# my suff came and ??????



## jimmyjohn13 (Feb 22, 2009)

i got all of my stuff hooked up to my bow, and i now I have another question. I got an AMS retriever reel. When I shoot a fish, do I squeeze the trigger while it is fighting or do I let all of the line go out so it is pulling on the bottle before I start grabbing the line?

thanks


----------



## carp_killer (Nov 24, 2006)

shoot without touching the "trigger" then right after you shoot just pull the trigger and real the fish in but if its a decent sized fish you will have to pull the fish in by hand


----------



## Duckslayer100 (Apr 7, 2004)

I rarely, if ever, fight a fish on an AMS using the trigger. Pull it in by hand and reel in the slack after the fish is in the bucket. You'll burn out the roller quick if you try reeling them in.


----------



## weasle414 (Dec 31, 2006)

Duckslayer100 said:


> I rarely, if ever, fight a fish on an AMS using the trigger. Pull it in by hand and reel in the slack after the fish is in the bucket. You'll burn out the roller quick if you try reeling them in.

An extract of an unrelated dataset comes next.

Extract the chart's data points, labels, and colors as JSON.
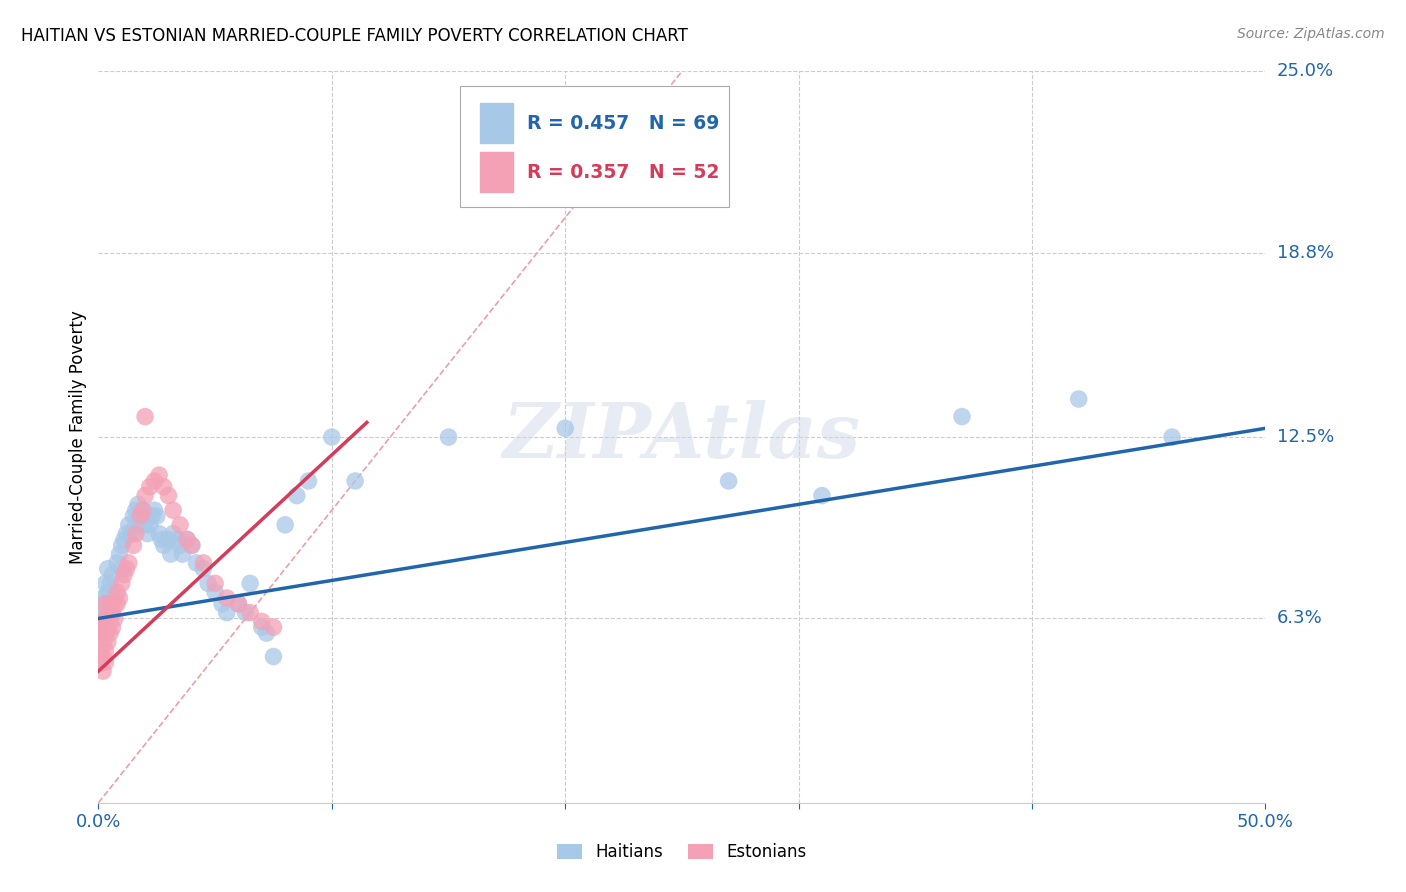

Exactly. Those retrievers are nice for not having to remember to push a button but if you're like me and want to reel that sucker in, you're SOL. The rollers will burn up really quickly if you reel carp in with it. Suckers and bullheads I wouldn't worry about, but anything over a lb could do some damage.

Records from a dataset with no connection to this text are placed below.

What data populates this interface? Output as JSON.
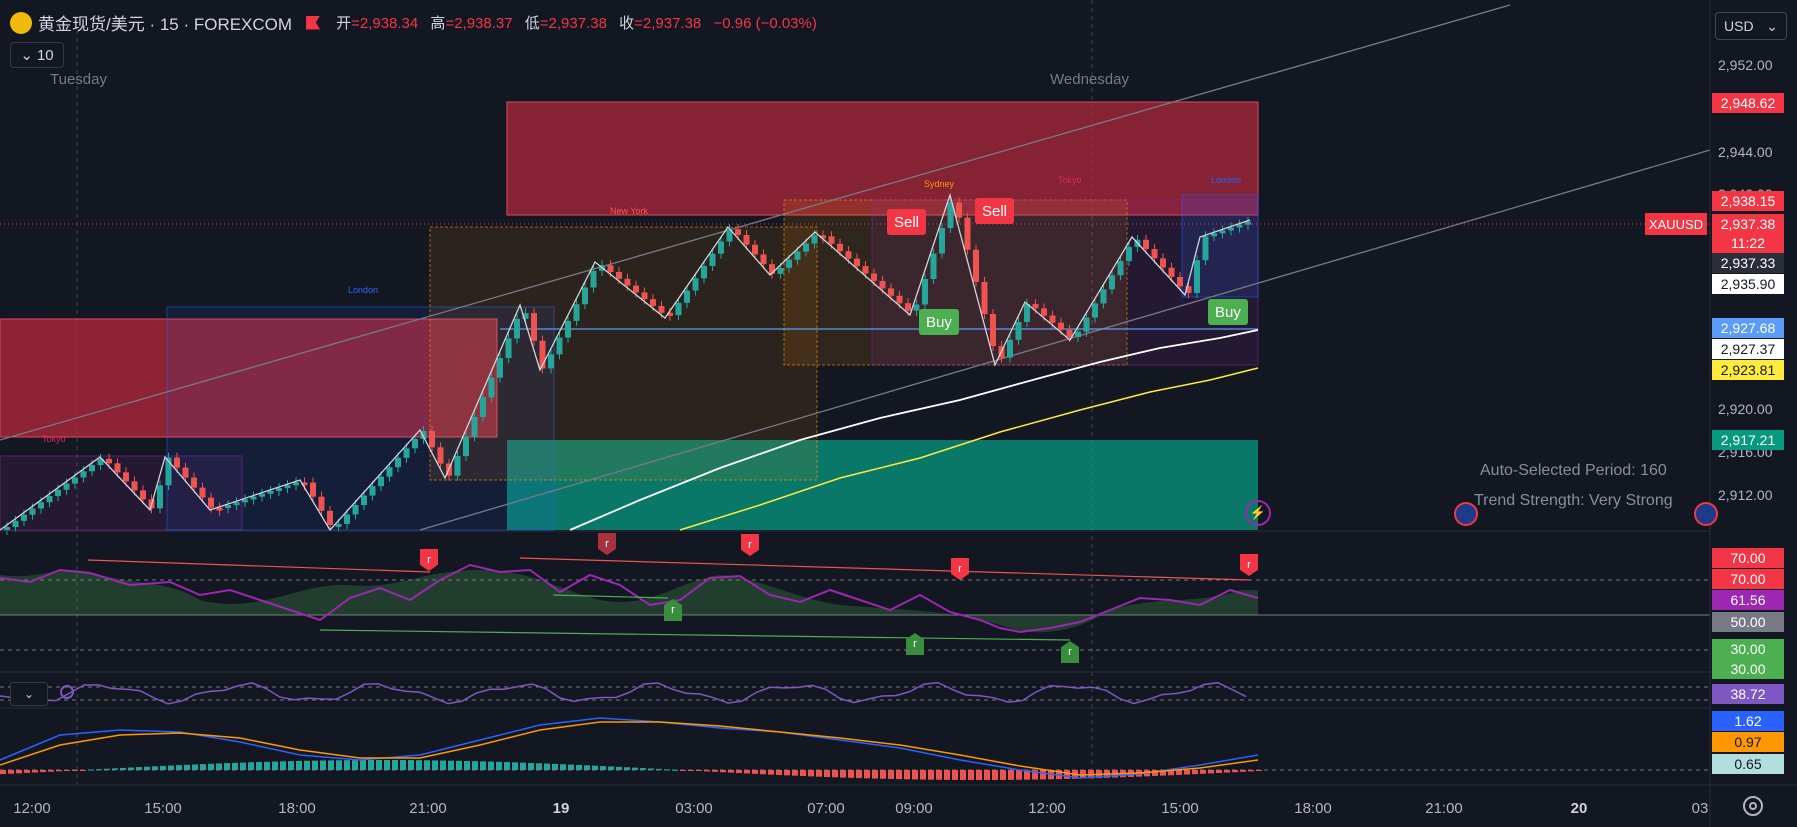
{
  "header": {
    "title": "黄金现货/美元 · 15 · FOREXCOM",
    "ohlc": [
      {
        "k": "开",
        "v": "=2,938.34"
      },
      {
        "k": "高",
        "v": "=2,938.37"
      },
      {
        "k": "低",
        "v": "=2,937.38"
      },
      {
        "k": "收",
        "v": "=2,937.38"
      }
    ],
    "change": "−0.96 (−0.03%)",
    "collapse_count": "10"
  },
  "day_labels": {
    "tuesday": "Tuesday",
    "wednesday": "Wednesday"
  },
  "currency": "USD",
  "price_axis": [
    "2,952.00",
    "2,944.00",
    "2,940.00",
    "2,920.00",
    "2,916.00",
    "2,912.00"
  ],
  "price_tags": [
    {
      "text": "2,948.62",
      "bg": "#f23645"
    },
    {
      "text": "2,938.15",
      "bg": "#f23645"
    },
    {
      "text": "2,937.38",
      "bg": "#f23645"
    },
    {
      "text": "11:22",
      "bg": "#f23645"
    },
    {
      "text": "2,937.33",
      "bg": "#2a2e39"
    },
    {
      "text": "2,935.90",
      "bg": "#ffffff"
    },
    {
      "text": "2,927.68",
      "bg": "#5b9cf6"
    },
    {
      "text": "2,927.37",
      "bg": "#ffffff"
    },
    {
      "text": "2,923.81",
      "bg": "#ffeb3b"
    },
    {
      "text": "2,917.21",
      "bg": "#089981"
    }
  ],
  "symbol_tag": "XAUUSD",
  "signals": {
    "sell": "Sell",
    "buy": "Buy"
  },
  "sessions": {
    "tokyo": "Tokyo",
    "london": "London",
    "new_york": "New York",
    "sydney": "Sydney"
  },
  "notes": {
    "period": "Auto-Selected Period: 160",
    "strength": "Trend Strength: Very Strong"
  },
  "rsi_tags": [
    {
      "text": "70.00",
      "bg": "#f23645"
    },
    {
      "text": "70.00",
      "bg": "#f23645"
    },
    {
      "text": "61.56",
      "bg": "#9c27b0"
    },
    {
      "text": "50.00",
      "bg": "#787b86"
    },
    {
      "text": "30.00",
      "bg": "#4caf50"
    },
    {
      "text": "30.00",
      "bg": "#4caf50"
    }
  ],
  "osc_tag": {
    "text": "38.72",
    "bg": "#7e57c2"
  },
  "macd_tags": [
    {
      "text": "1.62",
      "bg": "#2962ff"
    },
    {
      "text": "0.97",
      "bg": "#ff9800"
    },
    {
      "text": "0.65",
      "bg": "#b2dfdb"
    }
  ],
  "divergence_mark": "r",
  "time_axis": [
    {
      "t": "12:00",
      "bold": false
    },
    {
      "t": "15:00",
      "bold": false
    },
    {
      "t": "18:00",
      "bold": false
    },
    {
      "t": "21:00",
      "bold": false
    },
    {
      "t": "19",
      "bold": true
    },
    {
      "t": "03:00",
      "bold": false
    },
    {
      "t": "07:00",
      "bold": false
    },
    {
      "t": "09:00",
      "bold": false
    },
    {
      "t": "12:00",
      "bold": false
    },
    {
      "t": "15:00",
      "bold": false
    },
    {
      "t": "18:00",
      "bold": false
    },
    {
      "t": "21:00",
      "bold": false
    },
    {
      "t": "20",
      "bold": true
    },
    {
      "t": "03",
      "bold": false
    }
  ],
  "colors": {
    "background": "#131722",
    "up": "#26a69a",
    "down": "#ef5350",
    "supply_zone": "#b7283b",
    "demand_zone": "#089981",
    "rsi_line": "#9c27b0",
    "ma_white": "#ffffff",
    "ma_yellow": "#ffeb3b"
  }
}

That brings up another good point, too. When you're pulling them in, especially with bigger fish, it's a good idea to wear some type of work glove like a mechanics glove. Nice and breathable, yet will keep the line from digging into you when the big'un takes off running.

One more thing and I'll shut up... Watch where that line is going. If you just throw it all over the boat you could end up with some MAJOR issues like getting it caught in the trolling motor (and almost going over a dam :-? ) and you can get knots in the line a lot from just throwing it all over.


----------